Refleksi 66 Tahun Konawe: DPRD Bicara Sejarah, Demokrasi, dan Tantangan Masa Depan

KONAWE, rubriksatu.com – Memperingati Hari Ulang Tahun (HUT) ke-66 Kabupaten Konawe, Dewan Perwakilan Rakyat Daerah (DPRD) Konawe menegaskan komitmennya dalam memperkuat demokrasi lokal dan tata kelola pemerintahan yang profesional, transparan, serta akuntabel.

Penegasan itu disampaikan dalam Rapat Paripurna Istimewa yang digelar Selasa (3/3/2026), dipimpin Ketua DPRD Konawe, I Made Asmaya, didampingi Wakil Ketua I Nuryadin Tombili dan Wakil Ketua II Nasrullah Faizal. Hadir pula Bupati Konawe Yusran Akbar bersama Wakil Bupati Syamsul Ibrahim, jajaran Forkopimda, kepala OPD, unsur TNI-Polri, pimpinan instansi vertikal, hingga tokoh masyarakat dan insan pers.
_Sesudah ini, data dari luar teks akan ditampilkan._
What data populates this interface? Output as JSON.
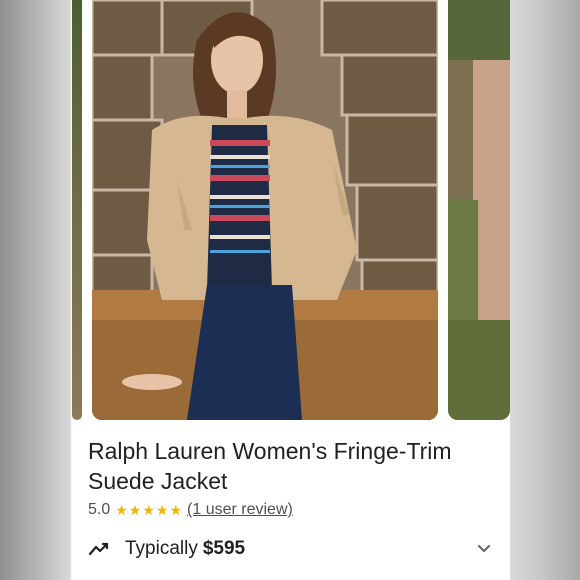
{
  "product": {
    "title": "Ralph Lauren Women's Fringe-Trim Suede Jacket",
    "rating": {
      "score": "5.0",
      "stars_icon": "★★★★★",
      "star_color": "#f4b400",
      "review_link": "(1 user review)"
    },
    "price": {
      "label": "Typically",
      "value": "$595"
    }
  },
  "icons": {
    "trend": "trending-line-icon",
    "expand": "chevron-down-icon"
  }
}
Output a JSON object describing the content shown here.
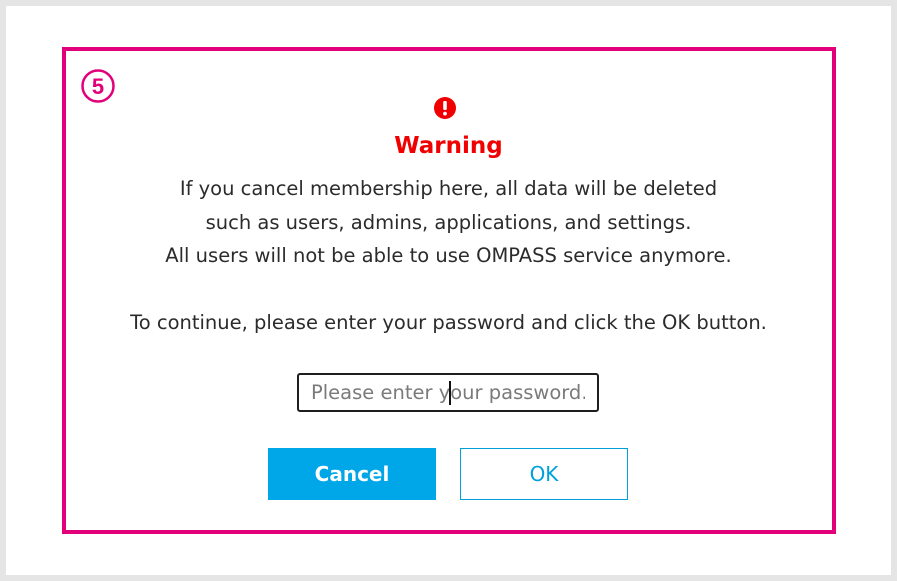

Dalam sambutannya, Ketua DPRD Konawe I Made Asmaya menekankan bahwa peringatan hari jadi daerah tidak sekadar seremoni tahunan, melainkan momentum reflektif untuk mengevaluasi arah pembangunan.

Politisi Partai Demokrasi Indonesia Perjuangan itu menyebut peringatan HUT memiliki tiga dimensi penting: retrospektif, introspektif, dan prospektif.

“Retrospektif berarti kita menengok masa lalu sebagai mata rantai sejarah yang menjadi fondasi berharga untuk menapaki masa kini dan masa depan. Introspektif bermakna menjadikan momentum ini sebagai sarana mawas diri agar perjalanan pembangunan mampu menjawab persoalan kekinian serta responsif terhadap tantangan ke depan. Sementara prospektif adalah upaya merancang masa depan berlandaskan realitas dan dinamika saat ini tanpa melupakan nilai-nilai sejarah,” ujarnya.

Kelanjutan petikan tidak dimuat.